I have a 55 gallon tank, 4 Convicts 2 male and 2 female. Both the females had eggs. I heard I can put about 14 convicts in my tank but instead id like a more colorful species of fish. and from all *** researched, I heard fast fish like Tiger barbs can go in? (I also have a rosy red minnow and a common pleco in the tank) Sorry about all the questions if youve seen me around before, im just pumped and full of researching questions ever since I got these fascinating convicts! So heres the questions: How many tiger barbs can I put in, Will they be alright, and will my convicts hurt them? (The convicts are pretty adult size since *** got them from my uncle and he gave em to me pretty big and Macho :lol: 8))


----------



## BC in SK (Aug 11, 2012)

I've tried tiger barbs with cichlids a few times in the past and they never last. The last time was many years ago. I bought 6 tiger barbs and placed them in a 100 gal. (48" x 24" x 21") with a bunch of very young convicts. The tiger barbs were actually larger then the cons to begin with.

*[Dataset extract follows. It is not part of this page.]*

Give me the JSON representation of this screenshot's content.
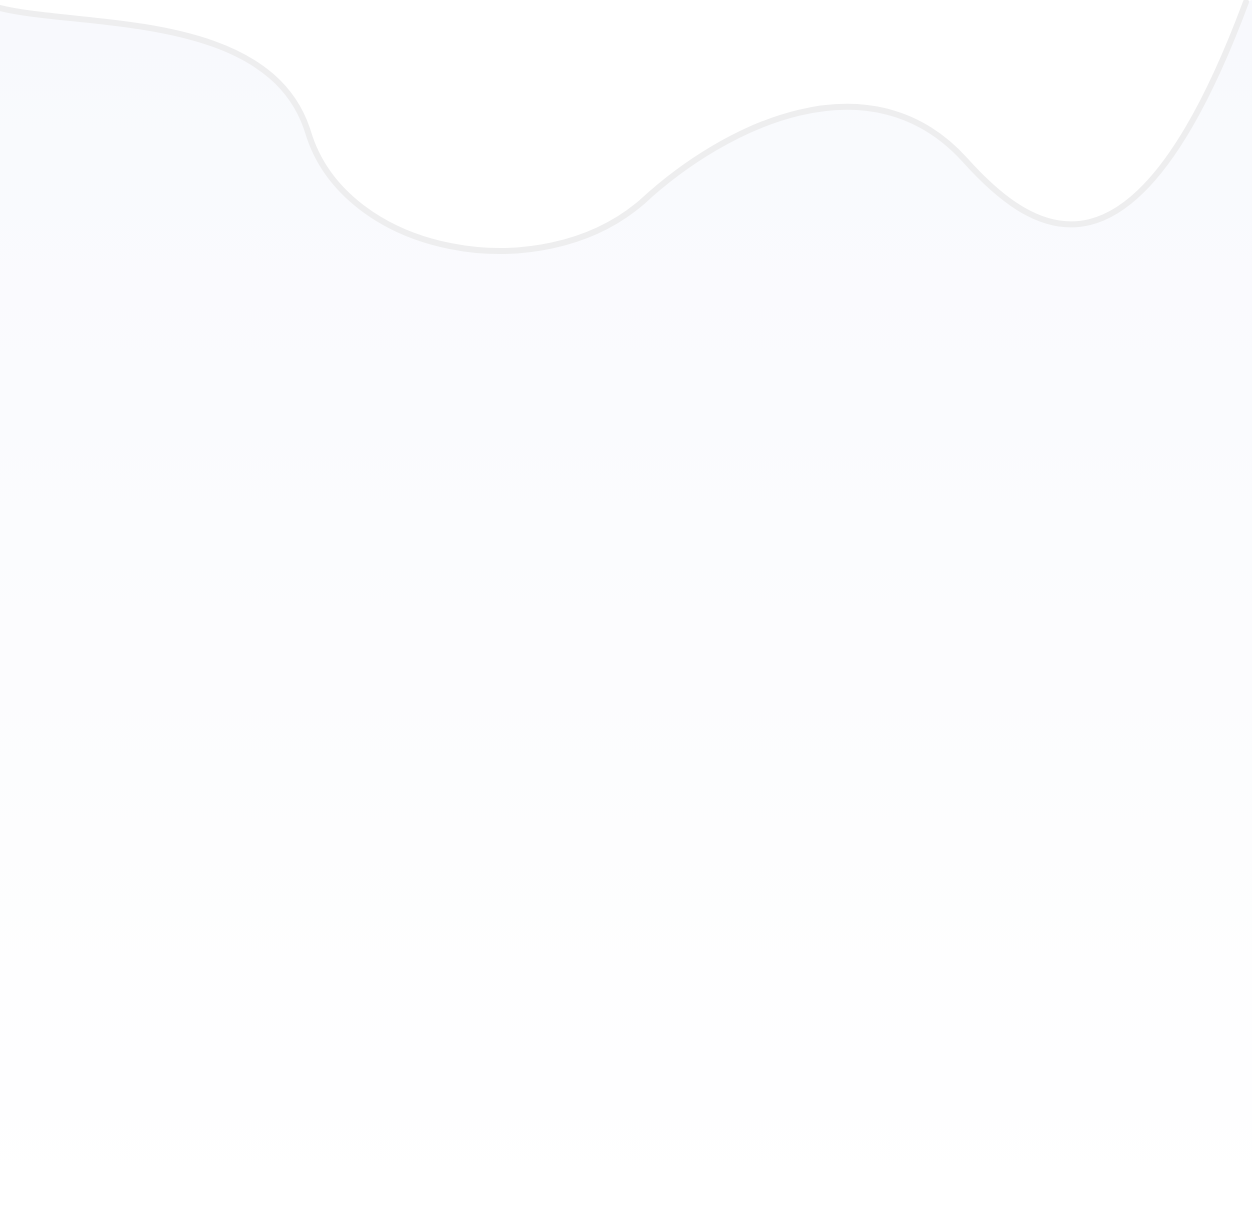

With in less then 6 months all the tiger barbs had been killed.
Not saying tiger barbs can't work or it never works, but if you want somthing that is small, a so called dither fish, I think giant danios would stand much better chance.
I have had lot's of success keeping blue/gold/3-spot gouramis with breeding cichlids, even in some very small tanks. Plastic plants that go all the way to the surface, definitely will help them out. Paradise fish (_Macropodus opercularis_) is another that will do similar to the 3-spot gouramis (_Trichopodus trichopterus_).


----------



## stalefish83 (May 22, 2014)

Barbs like to hang out around the bottom to middle of the tank. This is also where the convicts want to be, and they won't take kindly to intruders. You should look into some top dwellers, like danios as BC said.


----------